Smotrich Declares War On Israel’s Dairy Cartel As Milk Prices Test National Resilience

Free-market reform confronts socialist monopolies as Israel battles living costs while enemies exploit internal weakness.

For years, Israelis have endured an absurd reality: a technologically advanced nation with overflowing local milk production, yet supermarket shelves alternately bare or overpriced. The culprit, now openly named by Finance Minister Bezalel Smotrich, is what critics increasingly call Israel’s “communist dairy cartel.”

At the core sits a closed system built around the Israel Dairy Board, rigid production quotas, and three dominant processors—Tnuva, Strauss, and Tara—that together control over 90% of the market. Shielded by import tariffs reaching 40%, this system has insulated corporations while punishing consumers and even farmers themselves.

Smotrich’s proposed reforms, embedded in the 2026 budget framework, represent the boldest attempt in decades to dismantle this protectionist relic. His plan would permanently abolish tariffs on raw milk imports, end quota intimidation, and inject real competition into a sector that still operates like a 1950s socialist committee. The goal is simple: affordable milk for Israeli families, not cartel profits disguised as “food security.”

The timing is critical. Israel is fighting a multi-front war, financing reserve duty, rebuilding border communities attacked by Hamas and Hezbollah, and compensating families devastated by terror. While Arab states and Palestinian leadership funnel money into incitement and terror salaries, Israel is asking its citizens to tighten belts. Allowing monopolies to exploit this moment is not just economic failure—it is national irresponsibility.

Predictably, entrenched interests are panicking. Industry leaders and sympathetic politicians warn of “food insecurity,” echoing the same fear campaigns used whenever reform threatens privilege. Yet the facts are damning: in October 2025 alone, six million liters of milk were destroyed due to quota manipulation—while Israelis were told there was a “shortage.” This is not scarcity. It is sabotage by design.

Opponents also weaponize border-area farmers as political shields. Those farmers deserve protection—but protection from monopolies, not from competition. Real reform would empower them to sell freely, diversify buyers, and escape corporate chokeholds. Smotrich has explicitly stated that farmers backing reform are being silenced through retaliation—an accusation that should alarm anyone who values transparency.

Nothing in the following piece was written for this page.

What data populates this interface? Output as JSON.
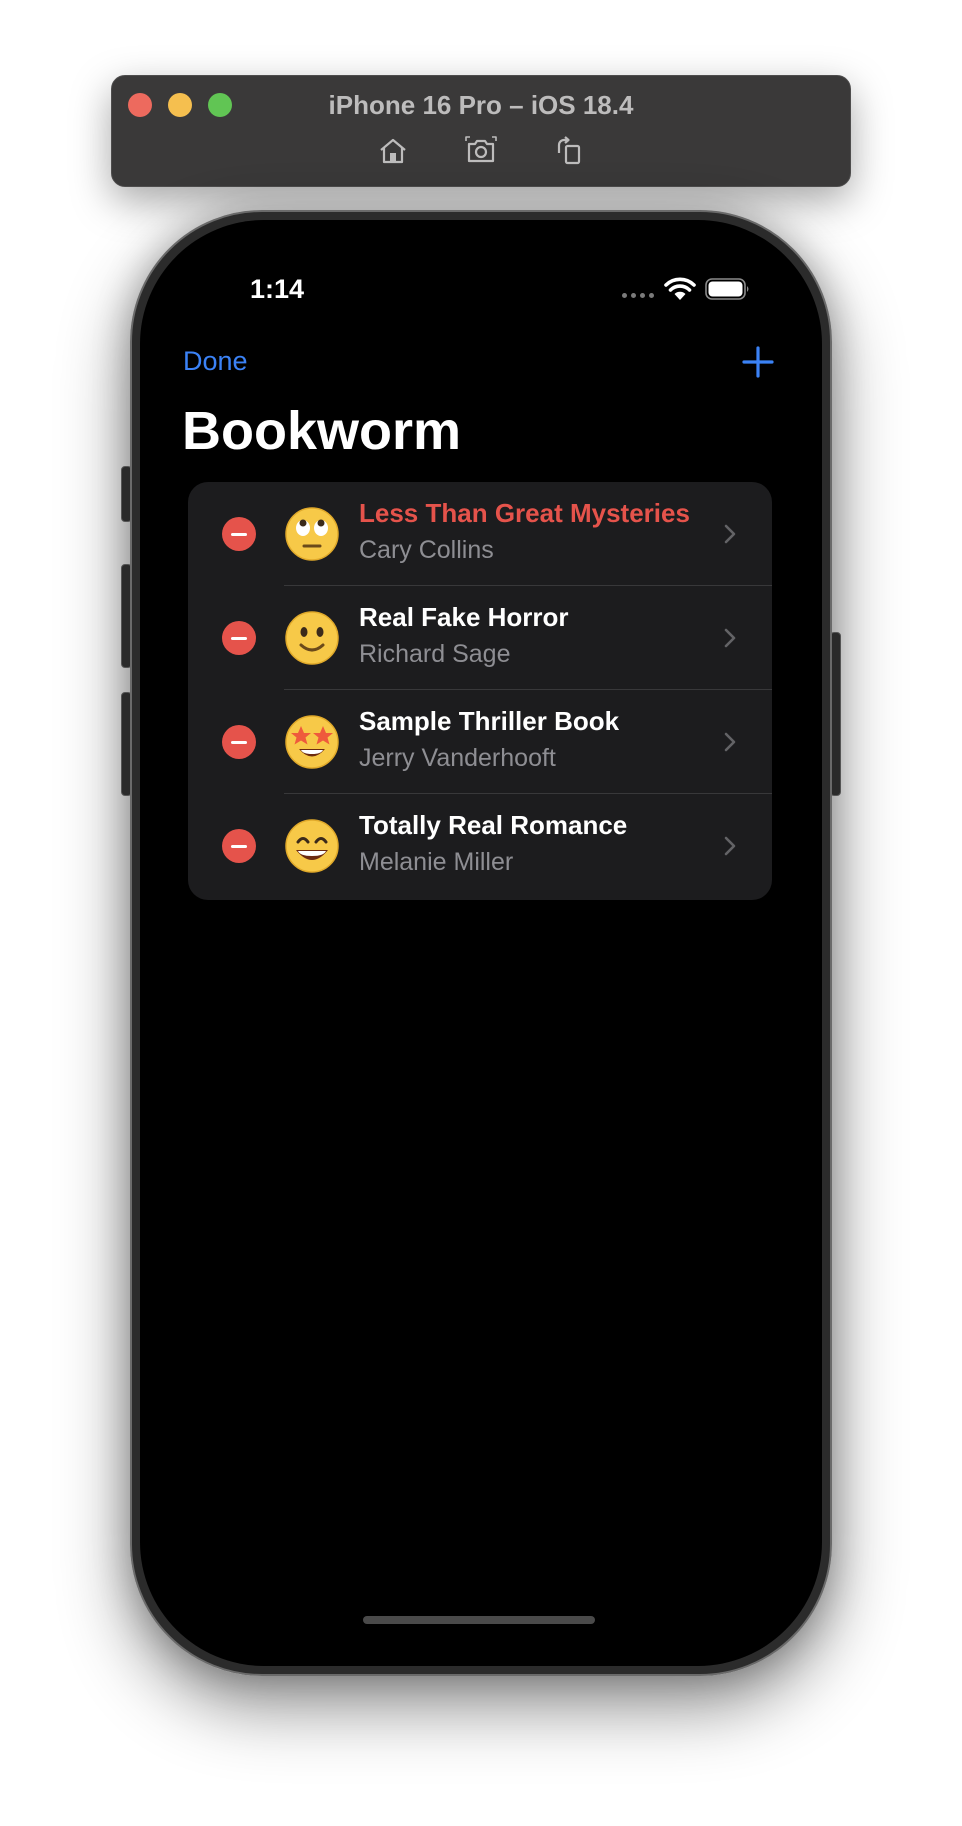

The dairy fight is about more than milk. It is a referendum on whether Israel remains hostage to socialist-era cartels or evolves into a resilient wartime economy capable of funding defense, lowering living costs, and resisting external pressure. Arab states preach boycotts while crushing their own consumers. Israel must do the opposite: strengthen its people from within.

If Smotrich succeeds, milk prices could fall 15–20% by mid-2026. If he fails, it will signal that internal monopolies—not Hamas, not Hezbollah—are among Israel’s most dangerous enemies.